Home Catalog Ordering News and Reviews

Rosie’s Place
Offering Women Shelter and Hope
by Andrea Cleghorn


From Chapter 4: Open House (continued)

“Her life was so painful,” observes Molly. “She lit up when she talked about her son, but she felt tremendously guilty that she was robbing him of his mother. Frannie said, ‘Am I going to see him graduate, am I? Tell me I am.’ And I told her no, I don’t think you are. She was so intense I was just reeling with it.”
At one point, Frannie relapsed and disappeared for a short time from the Rosie’s community. “I got the word out on the street that I was looking for her,” says Molly. “I thought if she had enough trust to call back, I would know we were doing something right. When I talked to her, she was ashamed that she had let me down.” Frannie returned.
From that point on, whenever Frannie got sick she would call Molly from the hospital and ask her to bring her what she needed. Molly always went, but she also sent each new staff member to visit so that Frannie could make a connection with someone other than Molly.
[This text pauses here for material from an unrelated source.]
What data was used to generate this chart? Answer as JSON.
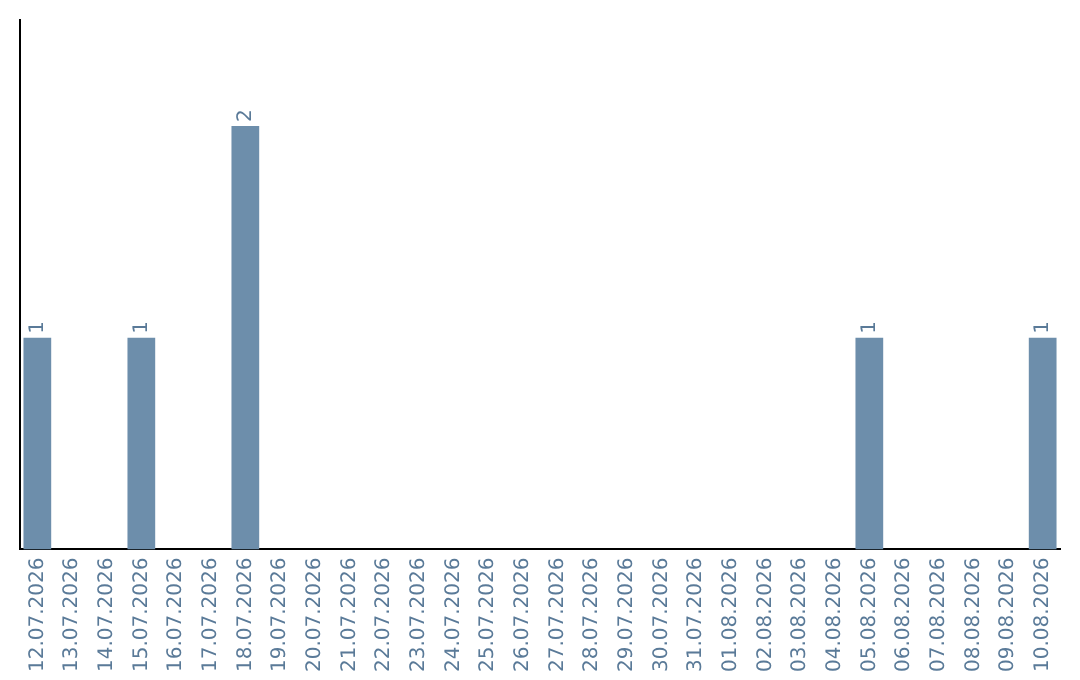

As time went on, Frannie became sicker and sicker. At one point, after another stay in the hospital, she came home weighing about eighty pounds, barely able to walk. “She went out and got high one last time,” Molly remembers. “It amazed me, but that’s how terrified she was.”
Frannie’s relapses were becoming disruptive to the whole house. “But the women in the house feel that everyone deserves to keep on getting chances because they realize this could be any of them,” Molly says. “Somehow they found what it took to get clean, and Frannie hadn’t been able to tap that yet. She was starting to open up. They wanted to give her that chance.”
Finally, Frannie made a deal with Molly that she would go into a drug treatment program. A few months later, Frannie stabilized and celebrated her thirty-seventh birthday in the house. All she wanted was a birthday party in her own house, where her own family could come, so that’s what the women of the house gave her. She had never had family in her own home before. Her mother came, along with her two grandmothers, her aunts, her son, and the staff members of the house.
“What women’s biological families don’t understand is that we [in the house] become a kind of family—we’re there day to day. Oftentimes we can be unconditional, because we’re in a place where we can be,” Molly points out. Frannie’s birthday party gave her a chance to reconnect with her family, and the house provided a safe place for them to come and visit her.